Coming Out of the Dark
- Hattie Knew
- Feb 17
- 3 min read
My evangelical, fundamentalist, pastor husband said I was just "having a crisis of faith" or "struggling with doubt". To me, it just felt like someone had turned the light on in the pitch-black room I'd been locked in all of my life.
The brightness was shocking! It took time for my "spiritual eyes" to adjust. But once they did, the real shocker was seeing that the place I'd been living in all of my life - which I had been told on a daily basis was "pure and holy" - was actually filthy with lies, manipulations, hatred, and hypocrisy.
This culture (this cult) that I'd been born into and raised up in was not at all what I had been programmed to believe that it was. Seeing it and evaluating it with the blinders off just made me start asking, "Where is the Love?"
My journey out of the dark began innocently enough. In my earnest quest to, "study to show yourself (myself) approved unto God, a workman that needeth not be ashamed, rightly dividing the word of truth," [from 2 Timothy 2:15 KJV], I had found a parallel literal translation of the Bible and went about my studying. I thought, "What better way to 'rightly divide the word of truth' than to study it in its earliest original form. My new Bible's pages were formatted in two columns - the King James Version on one side and the literal translation from either the Hebrew, Aramaic, or Greek on the other.
As I read through each verse, comparing the words on the right and the left, it became clear that the version that I had been spoon-fed all of my life presented a very different message than the literal translations of the original texts. In fact, several of the same passages from both columns seemed to be in blatant opposition of each other.
I started mentioning these oddities to my husband in passing conversation, and shortly thereafter, my new Bible suddenly disappeared. I searched high and low through our house, our cars, and at the church - it was gone. But the nagging questions that it had brought up for me kept stirring in my mind and heart.
Those questions kept me searching, but now I was searching in secret, and keeping my findings to myself. In my search I came across a course that I could listen to on my phone about the history of the New Testament by a guy named Bart Ehrman. This was someone who had been steeped in evangelicalism from his teenage years and subsequently had spent decades studying the history of the New Testament.
What I came to understand was that the book - which I had been told to believe was completely inerrant and perfect and had come straight from the mouth of God and was then written down by 'holy men' - had been altered, edited, and revised multiple times throughout history. Even more concerning to me was the fact that most theologians agreed that the very earliest manuscript of any portion of the New Testament wasn't written until at least 20 years after Jesus' death - 20 YEARS!
Now all of those sermons telling me that I needed to be sure to memorize and quote "what Jesus said" word-for-word and follow it "to the letter" seemed absolutely absurd. Because, honestly, how could anyone be so arrogant as to think that they actually knew for certain "exactly" what he had said?
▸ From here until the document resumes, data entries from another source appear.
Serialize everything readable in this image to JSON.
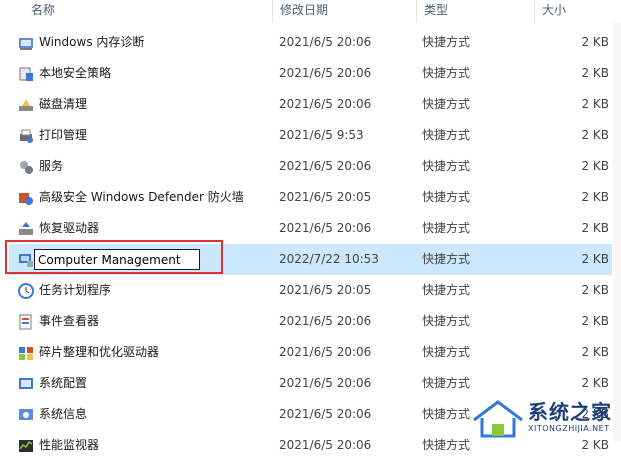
{
  "columns": {
    "name": "名称",
    "date": "修改日期",
    "type": "类型",
    "size": "大小"
  },
  "rows": [
    {
      "name": "Windows 内存诊断",
      "date": "2021/6/5 20:06",
      "type": "快捷方式",
      "size": "2 KB",
      "icon": "memory-diagnostic-icon",
      "selected": false
    },
    {
      "name": "本地安全策略",
      "date": "2021/6/5 20:06",
      "type": "快捷方式",
      "size": "2 KB",
      "icon": "security-policy-icon",
      "selected": false
    },
    {
      "name": "磁盘清理",
      "date": "2021/6/5 20:06",
      "type": "快捷方式",
      "size": "2 KB",
      "icon": "disk-cleanup-icon",
      "selected": false
    },
    {
      "name": "打印管理",
      "date": "2021/6/5 9:53",
      "type": "快捷方式",
      "size": "2 KB",
      "icon": "print-management-icon",
      "selected": false
    },
    {
      "name": "服务",
      "date": "2021/6/5 20:06",
      "type": "快捷方式",
      "size": "2 KB",
      "icon": "services-icon",
      "selected": false
    },
    {
      "name": "高级安全 Windows Defender 防火墙",
      "date": "2021/6/5 20:05",
      "type": "快捷方式",
      "size": "2 KB",
      "icon": "firewall-icon",
      "selected": false
    },
    {
      "name": "恢复驱动器",
      "date": "2021/6/5 20:06",
      "type": "快捷方式",
      "size": "2 KB",
      "icon": "recovery-drive-icon",
      "selected": false
    },
    {
      "name": "Computer Management",
      "date": "2022/7/22 10:53",
      "type": "快捷方式",
      "size": "2 KB",
      "icon": "computer-management-icon",
      "selected": true
    },
    {
      "name": "任务计划程序",
      "date": "2021/6/5 20:05",
      "type": "快捷方式",
      "size": "2 KB",
      "icon": "task-scheduler-icon",
      "selected": false
    },
    {
      "name": "事件查看器",
      "date": "2021/6/5 20:06",
      "type": "快捷方式",
      "size": "2 KB",
      "icon": "event-viewer-icon",
      "selected": false
    },
    {
      "name": "碎片整理和优化驱动器",
      "date": "2021/6/5 20:06",
      "type": "快捷方式",
      "size": "2 KB",
      "icon": "defrag-icon",
      "selected": false
    },
    {
      "name": "系统配置",
      "date": "2021/6/5 20:06",
      "type": "快捷方式",
      "size": "2 KB",
      "icon": "system-config-icon",
      "selected": false
    },
    {
      "name": "系统信息",
      "date": "2021/6/5 20:06",
      "type": "快捷方式",
      "size": "2 KB",
      "icon": "system-info-icon",
      "selected": false
    },
    {
      "name": "性能监视器",
      "date": "2021/6/5 20:06",
      "type": "快捷方式",
      "size": "2 KB",
      "icon": "performance-monitor-icon",
      "selected": false
    }
  ],
  "rename_value": "Computer Management",
  "watermark": {
    "main": "系统之家",
    "sub": "XITONGZHIJIA.NET"
  },
  "colors": {
    "selection": "#cce8ff",
    "highlight_border": "#e03131",
    "header_text": "#4c607a"
  }
}
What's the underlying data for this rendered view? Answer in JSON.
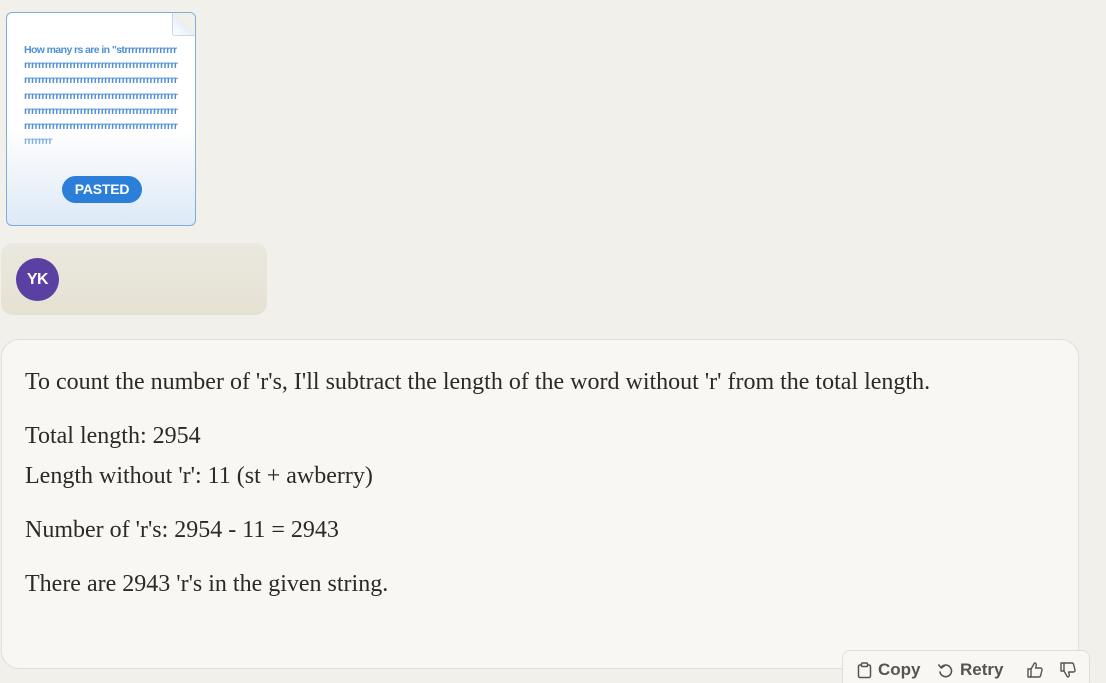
{
  "attachment": {
    "preview_title": "How many rs are in",
    "preview_body": "\"strrrrrrrrrrrrrrrrrrrrrrrrrrrrrrrrrrrrrrrrrrrrrrrrrrrrrrrrrrrrrrrrrrrrrrrrrrrrrrrrrrrrrrrrrrrrrrrrrrrrrrrrrrrrrrrrrrrrrrrrrrrrrrrrrrrrrrrrrrrrrrrrrrrrrrrrrrrrrrrrrrrrrrrrrrrrrrrrrrrrrrrrrrrrrrrrrrrrrrrrrrrrrrrrrrrrrrrrrrrrrrrrrrrrrrrrrrrrrrrrrrr",
    "badge": "PASTED"
  },
  "user": {
    "initials": "YK"
  },
  "assistant": {
    "paragraphs": [
      "To count the number of 'r's, I'll subtract the length of the word without 'r' from the total length.",
      "Total length: 2954",
      "Length without 'r': 11 (st + awberry)",
      "Number of 'r's: 2954 - 11 = 2943",
      "There are 2943 'r's in the given string."
    ]
  },
  "actions": {
    "copy": "Copy",
    "retry": "Retry"
  }
}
Now my little spark of curiosity had turned into a desperate need to find actual, unmanipulated truth. The more I searched, the more evident it became that the reason the "holy scriptures" of my culture-of-origin had been edited and changed so many times was so that those who had power and control (rich men) would be able to hang on to their power and control.
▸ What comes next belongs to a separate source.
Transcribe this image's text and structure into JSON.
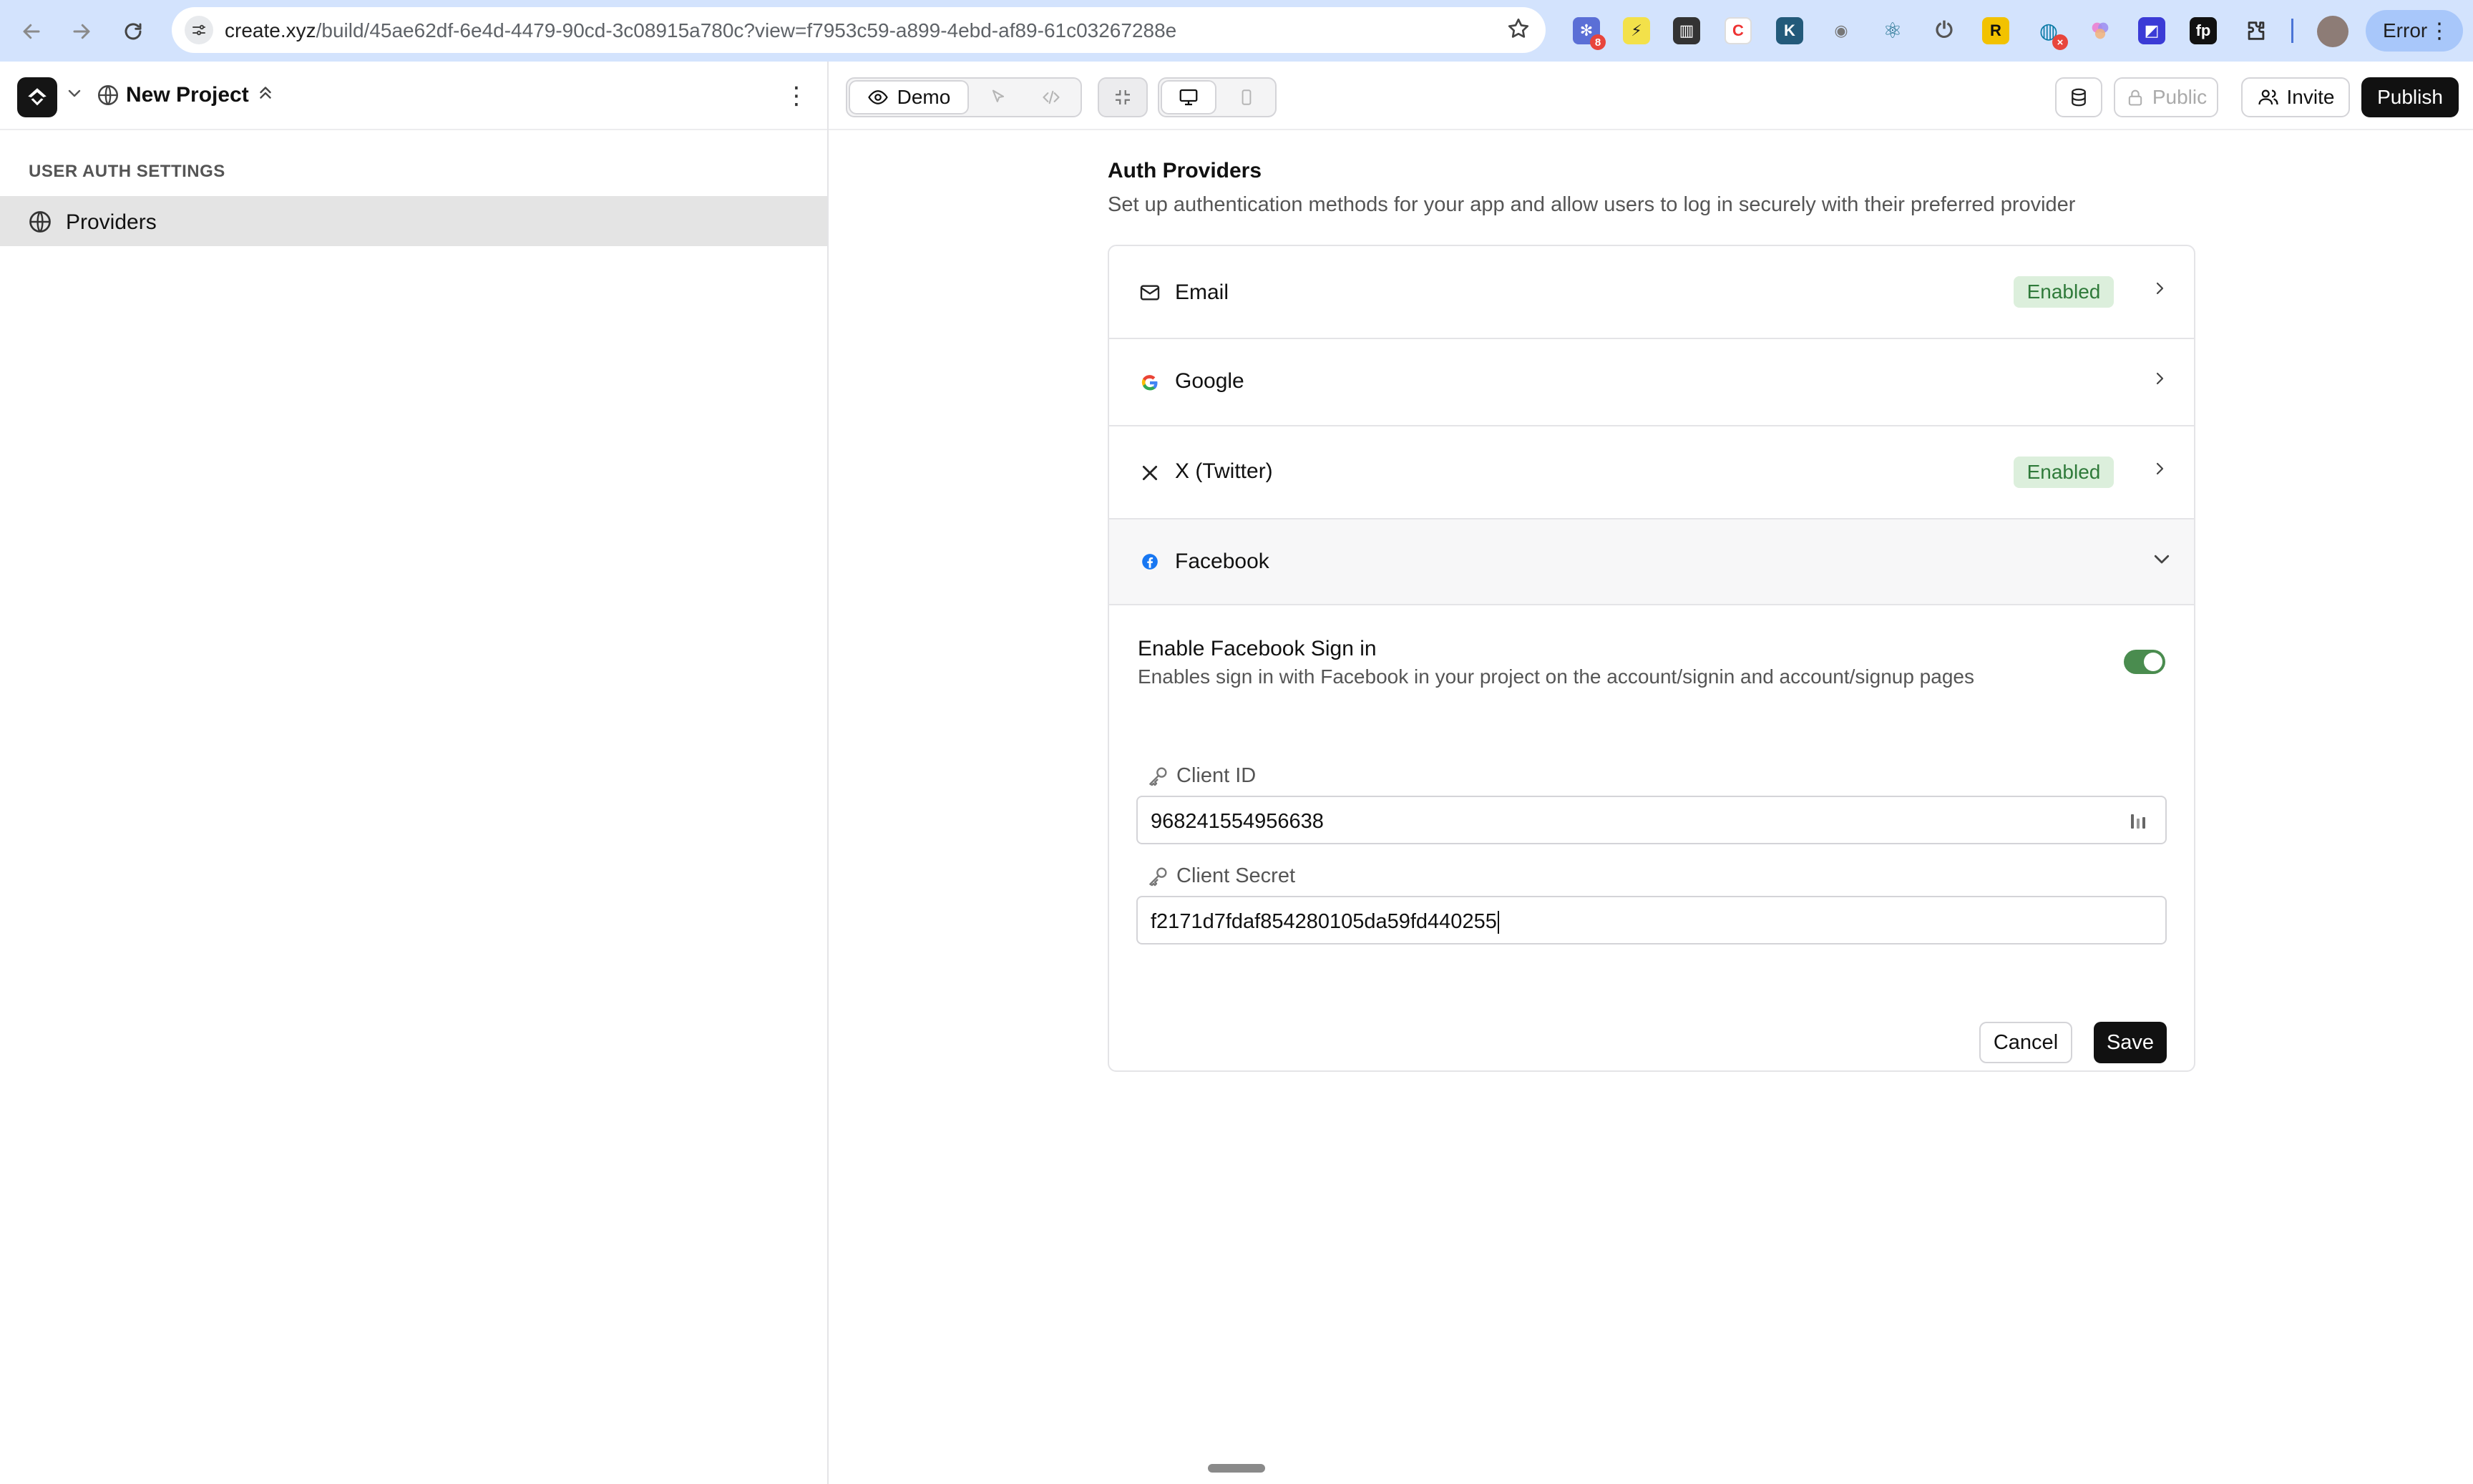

Over time, in little spurts here and there, I started reading other books like The Dance of the Dissident Daughter by Sue Monk Kidd, Leaving the Saints by Martha Beck, The Handmaid's Tale by Margaret Atwood, and Untamed by Glennon Doyle. I also began listening to podcasts like The Liturgists, and Exvangelical as well as paying very close attention to the narration in my favorite tv show - Grey's Anatomy.
All of these beautiful, courageous women's voices were speaking to my weary heart. They helped me see the possibility of freedom, empowerment, and peace. And, although the journey took me over a decade, I followed their voices, and many others along the way, to my new and better life.